In mechanical systems, friction and wear lead to energy loss and machine failure. Lubricants are widely used to minimize friction and wear between moving components. Additives in lubricants significantly improve the quality of the lubricants. In recent years, nanoparticles have started to play more important roles as lubricant additives because of their ability to minimize friction and wear reduction. Despite the advantages of nanoparticles as additives, there are also some challenges to their applications. The most significant challenge is that because of the strong van der Waals force, nanoparticles aggregate in solutions.
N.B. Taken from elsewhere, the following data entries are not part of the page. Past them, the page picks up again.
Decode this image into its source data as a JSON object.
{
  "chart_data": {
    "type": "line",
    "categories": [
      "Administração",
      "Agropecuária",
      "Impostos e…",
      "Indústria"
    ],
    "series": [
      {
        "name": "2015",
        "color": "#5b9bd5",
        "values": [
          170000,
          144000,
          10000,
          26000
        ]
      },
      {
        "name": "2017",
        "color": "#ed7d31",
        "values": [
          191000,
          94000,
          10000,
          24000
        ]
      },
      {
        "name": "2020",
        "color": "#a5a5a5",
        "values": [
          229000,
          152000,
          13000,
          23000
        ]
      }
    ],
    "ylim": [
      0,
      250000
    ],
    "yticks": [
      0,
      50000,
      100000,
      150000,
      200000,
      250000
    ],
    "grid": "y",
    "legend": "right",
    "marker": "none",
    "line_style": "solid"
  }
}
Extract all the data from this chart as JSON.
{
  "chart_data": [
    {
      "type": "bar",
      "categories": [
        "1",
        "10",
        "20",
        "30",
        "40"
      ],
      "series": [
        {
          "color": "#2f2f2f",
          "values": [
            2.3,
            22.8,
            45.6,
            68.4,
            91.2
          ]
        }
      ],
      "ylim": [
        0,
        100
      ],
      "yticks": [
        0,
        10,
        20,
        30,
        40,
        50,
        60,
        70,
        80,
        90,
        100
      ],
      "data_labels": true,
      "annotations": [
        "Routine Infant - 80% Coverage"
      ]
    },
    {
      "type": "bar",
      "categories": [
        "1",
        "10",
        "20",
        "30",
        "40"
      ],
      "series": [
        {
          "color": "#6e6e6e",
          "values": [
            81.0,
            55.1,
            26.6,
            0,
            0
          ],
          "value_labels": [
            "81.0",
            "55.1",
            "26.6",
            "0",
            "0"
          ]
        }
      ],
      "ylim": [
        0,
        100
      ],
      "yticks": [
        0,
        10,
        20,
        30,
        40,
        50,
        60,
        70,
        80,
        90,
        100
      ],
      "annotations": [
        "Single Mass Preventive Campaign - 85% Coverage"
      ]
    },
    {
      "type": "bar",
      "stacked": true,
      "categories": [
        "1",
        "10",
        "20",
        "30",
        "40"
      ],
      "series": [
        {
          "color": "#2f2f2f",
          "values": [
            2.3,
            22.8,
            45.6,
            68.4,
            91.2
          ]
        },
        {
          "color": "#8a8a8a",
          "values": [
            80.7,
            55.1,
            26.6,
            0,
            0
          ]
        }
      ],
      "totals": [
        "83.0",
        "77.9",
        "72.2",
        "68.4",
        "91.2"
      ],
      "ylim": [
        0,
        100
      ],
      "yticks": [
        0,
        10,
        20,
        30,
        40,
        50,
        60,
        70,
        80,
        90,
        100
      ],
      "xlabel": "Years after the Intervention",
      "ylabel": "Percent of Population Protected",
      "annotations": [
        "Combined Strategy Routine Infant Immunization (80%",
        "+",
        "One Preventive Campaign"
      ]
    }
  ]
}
In addition, their complex process of preparation and high costs limit application in large-scale fields. Metallic glasses (MGs) with long-range disorder structure exhibit novel physical and chemical properties, e.g., high strength and hardness, high elastic limitation, high hardness/elasticity ratio, which make them potentially suitable for use as additives for lubricants. This work presents the tribological properties of friction and wear behaviors of polyalphaolefin (PAO6) oil modified with Mn55Fe25P10B7C3 MG particles at different concentrations (0 similar to 0.5%, mass fraction). Four ball tests were performed with an MMW-1A tribotester, XRD was used to examine the structure of the prepared Mn-based powders, SEM was used to observe morphologies of Mn55Fe25P10B7C3 particles and worn surfaces; OM was used to measure the wear scar diameters (WSD) and its roughness was measured with a white light interferometer (WLI). The results show a significant decrease of up to 57.1% and 15.6% for the coefficient of friction (COF) and WSD, respectively, as the addition of 0.5% MG particles in PAO6. The addition of MG particles leads to a decrease of worn surface roughness. With a high hardness/elasticity ratio and similar modulus to the friction pairs, the MG particles show a "smearing-type" wear mechanism, thus enhancing the antifriction and antiwear performance of PAO6 lubricants.